Michel Coumes - Peintre

Michel Coumes, cinquantaine épanouie (on a failli dire jubilatoire), navigue depuis longtemps dans l'univers des images, de la création graphique ou publicitaire, et poursuit sa route comme consultant indépendant après de longues années comme directeur artistique. L'image chevillée au corps, oui, et sous toutes ses formes, au fil de supports visuels qu'il n'a cessé d'explorer au cours de sa vie. Cela, ce monde-là, c'est son métier, son artisanat, celui qui lui a permis de bâtir sa carrière professionnelle, de gagner sa vie.

Mais il y avait aussi d'autres images, d'autres couleurs, portées depuis l'enfance héraultaise, révélées très tôt par une grande dame du dessin et de la peinture, dont de nombreux élèves de son académie de Béziers ont gardé un souvenir ému. Michel avait alors, très jeune, acquis mieux qu'une technique, ou un savoir-faire. Il avait entrevu un univers, hérité d'une passion qui, forcément, allaient irriguer et stimuler son parcours professionnel.
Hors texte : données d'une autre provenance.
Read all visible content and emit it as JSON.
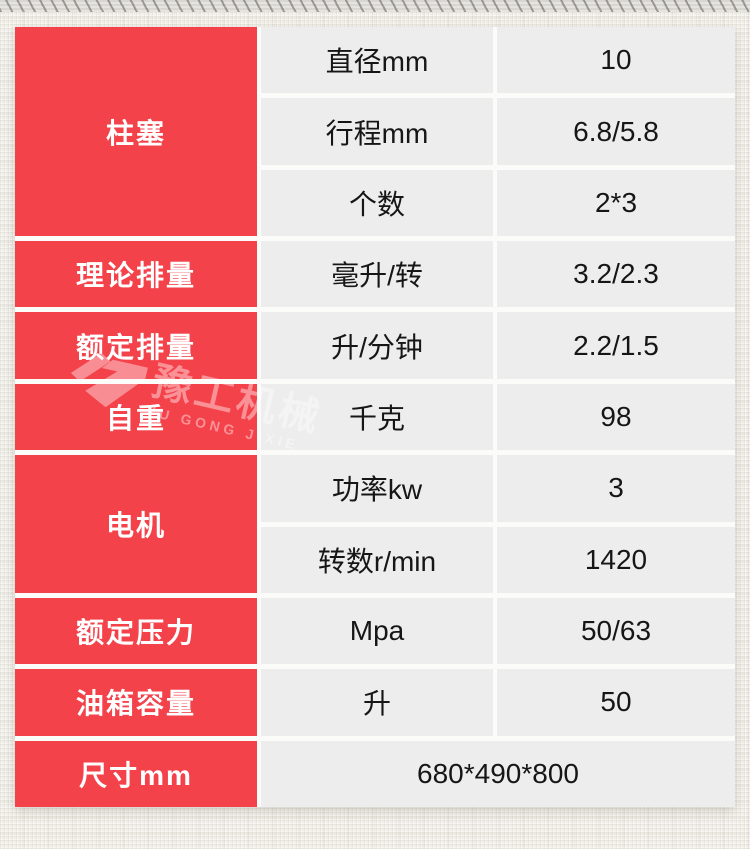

En s'installant il y a dix ans à Uzès, il a voulu transmettre un peu de ce goût des formes ou de la lumière, et « L'Artelier », l'école de dessin qu'il fonda pour renouer le fil de l'enfance, compta jusqu'à soixante-dix élèves. C'était une forme d'hommage à la dame de Béziers, c'était aussi un retour sur soi, une renaissance. Jusque là, le professionnel de l'image n'avait jamais franchi le pas de la création pure, gratuite, intime, celle qui se pose et s'impose peu à peu, vous saisit puis vous traque, et révèle des jardins secrets qu'on ne soupçonnait même pas. C'est donc ici qu'il s'est jeté à l'eau, sans hésiter, comme quelqu'un qui a longtemps patienté et se dit, " maintenant, je suis prêt, c'est l'heure ".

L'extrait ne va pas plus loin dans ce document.